I would strongly object to requiring that a binding specification
be responsible for providing a mechanism for communicating what
amounts to little more than a "hint" to the SOAP processor. If they
want to go there, they are free to do so, but we shouldn't be
imposing any requirement that clearly cannot be readily fulfilled
by many communication protocols, email being but one of these.



Mark Baker wrote:

> Hi Stuart,
>>Hi Mark,
>>I think that there is a small hook for this in the current HTTP binding and
>>it was probably intended to be a larger hook that it currently seems to be.
>>A property named "transport:faultHint" is used (once) at the requesting node
>>with a boolean value is used to signify the receipt of an HTTP response with
>>a 500 status code.
> Ah, didn't see that.  If we go with this though, it should also hold
> that a Fault is a Fault if it's over 4xx or 5xx.
>>We need to include a description this property in the table at the end of
>>section 6 [1]. We can also make use of it at the responding node as a means
>>by which the responding SOAP processor can instruct the binding that it
>>regards the SOAP response as containing a fault.
> I'm unclear what you mean by that last sentence, but I reckon that it's
> not important to this discussion (right?).
>>An interesting question is then how we mark out a simlar use/mention
>>distinction in the email binding.
> Good point.  I haven't looked at it yet.  I'll try to do that soon.
>>There are a number of cases that your question brings up:
>>  a) marking of faults carried in HTTP requests 
>>     (eg. a one-way message reporting a fault in some TBD MEP)
>>  b) receipt of an HTTP (POST?) response, status code 500, containing 
>>     a SOAP envelope that does *not* contain a SOAP fault.

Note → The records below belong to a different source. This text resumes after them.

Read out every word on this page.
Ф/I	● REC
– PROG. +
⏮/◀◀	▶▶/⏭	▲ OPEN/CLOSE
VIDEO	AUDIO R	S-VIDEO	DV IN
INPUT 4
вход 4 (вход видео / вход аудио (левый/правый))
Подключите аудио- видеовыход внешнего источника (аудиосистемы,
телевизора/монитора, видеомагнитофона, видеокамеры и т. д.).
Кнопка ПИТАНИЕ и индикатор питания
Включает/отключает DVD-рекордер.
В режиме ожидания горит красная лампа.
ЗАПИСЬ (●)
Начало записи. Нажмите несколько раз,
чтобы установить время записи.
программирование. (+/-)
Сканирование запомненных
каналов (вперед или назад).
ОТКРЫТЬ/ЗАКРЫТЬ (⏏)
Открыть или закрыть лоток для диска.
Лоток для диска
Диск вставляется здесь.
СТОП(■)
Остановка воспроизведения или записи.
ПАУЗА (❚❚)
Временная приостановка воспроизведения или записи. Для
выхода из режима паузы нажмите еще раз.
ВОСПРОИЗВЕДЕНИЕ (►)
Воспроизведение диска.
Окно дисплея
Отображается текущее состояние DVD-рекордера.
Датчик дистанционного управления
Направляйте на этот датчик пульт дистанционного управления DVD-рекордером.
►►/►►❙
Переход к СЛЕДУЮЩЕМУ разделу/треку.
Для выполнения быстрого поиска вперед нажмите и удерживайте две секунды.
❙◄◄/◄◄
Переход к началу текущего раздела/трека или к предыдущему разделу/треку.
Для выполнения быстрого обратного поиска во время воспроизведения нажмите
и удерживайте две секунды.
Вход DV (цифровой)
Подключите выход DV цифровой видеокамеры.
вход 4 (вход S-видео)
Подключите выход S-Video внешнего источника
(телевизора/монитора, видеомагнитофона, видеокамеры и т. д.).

>>  c) receipt of an HTTP response, status code <> 500, containing 
>>     a SOAP envelope that *does* contain a SOAP Fault.
> Right.
>>The original intent of "transport:faultHint" was not so much as to enable
>>the 'use'/'mention' distinction that you cite on your question. I'm not sure
>>that I really want to go there. I think for the 'mention' use-case that you
>>raise I would prefer to see a way to quote faults inside a SOAP message.

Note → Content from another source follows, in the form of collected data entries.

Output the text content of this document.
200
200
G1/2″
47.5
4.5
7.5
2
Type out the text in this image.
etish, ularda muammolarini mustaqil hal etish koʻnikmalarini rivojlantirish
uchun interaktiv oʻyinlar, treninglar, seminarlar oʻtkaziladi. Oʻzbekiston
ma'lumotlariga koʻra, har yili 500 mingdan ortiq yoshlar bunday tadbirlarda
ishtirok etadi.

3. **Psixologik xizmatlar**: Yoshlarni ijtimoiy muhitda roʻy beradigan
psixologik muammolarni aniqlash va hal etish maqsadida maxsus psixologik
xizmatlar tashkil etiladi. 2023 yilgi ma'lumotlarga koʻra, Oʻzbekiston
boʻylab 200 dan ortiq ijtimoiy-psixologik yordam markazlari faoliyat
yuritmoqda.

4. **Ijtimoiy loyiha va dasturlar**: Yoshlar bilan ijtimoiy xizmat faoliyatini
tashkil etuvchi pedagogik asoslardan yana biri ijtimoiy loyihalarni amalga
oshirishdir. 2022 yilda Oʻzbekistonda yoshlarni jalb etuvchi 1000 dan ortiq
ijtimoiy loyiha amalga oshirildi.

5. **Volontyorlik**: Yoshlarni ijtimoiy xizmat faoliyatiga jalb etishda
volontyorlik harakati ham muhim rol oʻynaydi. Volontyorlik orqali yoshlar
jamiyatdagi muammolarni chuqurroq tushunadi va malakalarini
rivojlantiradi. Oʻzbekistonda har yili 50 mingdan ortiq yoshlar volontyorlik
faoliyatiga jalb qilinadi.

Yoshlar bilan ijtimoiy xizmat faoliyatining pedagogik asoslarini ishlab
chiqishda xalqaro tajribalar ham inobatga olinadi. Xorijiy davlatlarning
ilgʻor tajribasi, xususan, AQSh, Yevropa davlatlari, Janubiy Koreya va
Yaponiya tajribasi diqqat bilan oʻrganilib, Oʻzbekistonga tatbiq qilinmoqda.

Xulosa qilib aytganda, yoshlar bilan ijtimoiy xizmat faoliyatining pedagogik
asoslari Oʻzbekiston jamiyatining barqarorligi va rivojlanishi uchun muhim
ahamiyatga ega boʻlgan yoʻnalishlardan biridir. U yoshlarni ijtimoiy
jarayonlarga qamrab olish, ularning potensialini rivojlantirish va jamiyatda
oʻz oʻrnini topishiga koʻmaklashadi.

>>That way, the primary way to know whether a fault is a fault is merely its
>>unquoted presence in a SOAP message. Yes... do the right thing with the
>>status codes underneath aswell... but make the distinction clear in the SOAP
> Which mechanism are you suggesting be authoritative?  I would be
> uncomfortable with using anything other than the success/fail mechanism
> of the underlying protocol, where present.  And where it's not present,
> I don't think it matters much how it's determined, as long as it's
> standardized in the binding.
> Another option is including some information within the envelope to
> indicate the intent, but that feels uncomfortable to me.  Not sure
> why exactly, but I'll think more about it.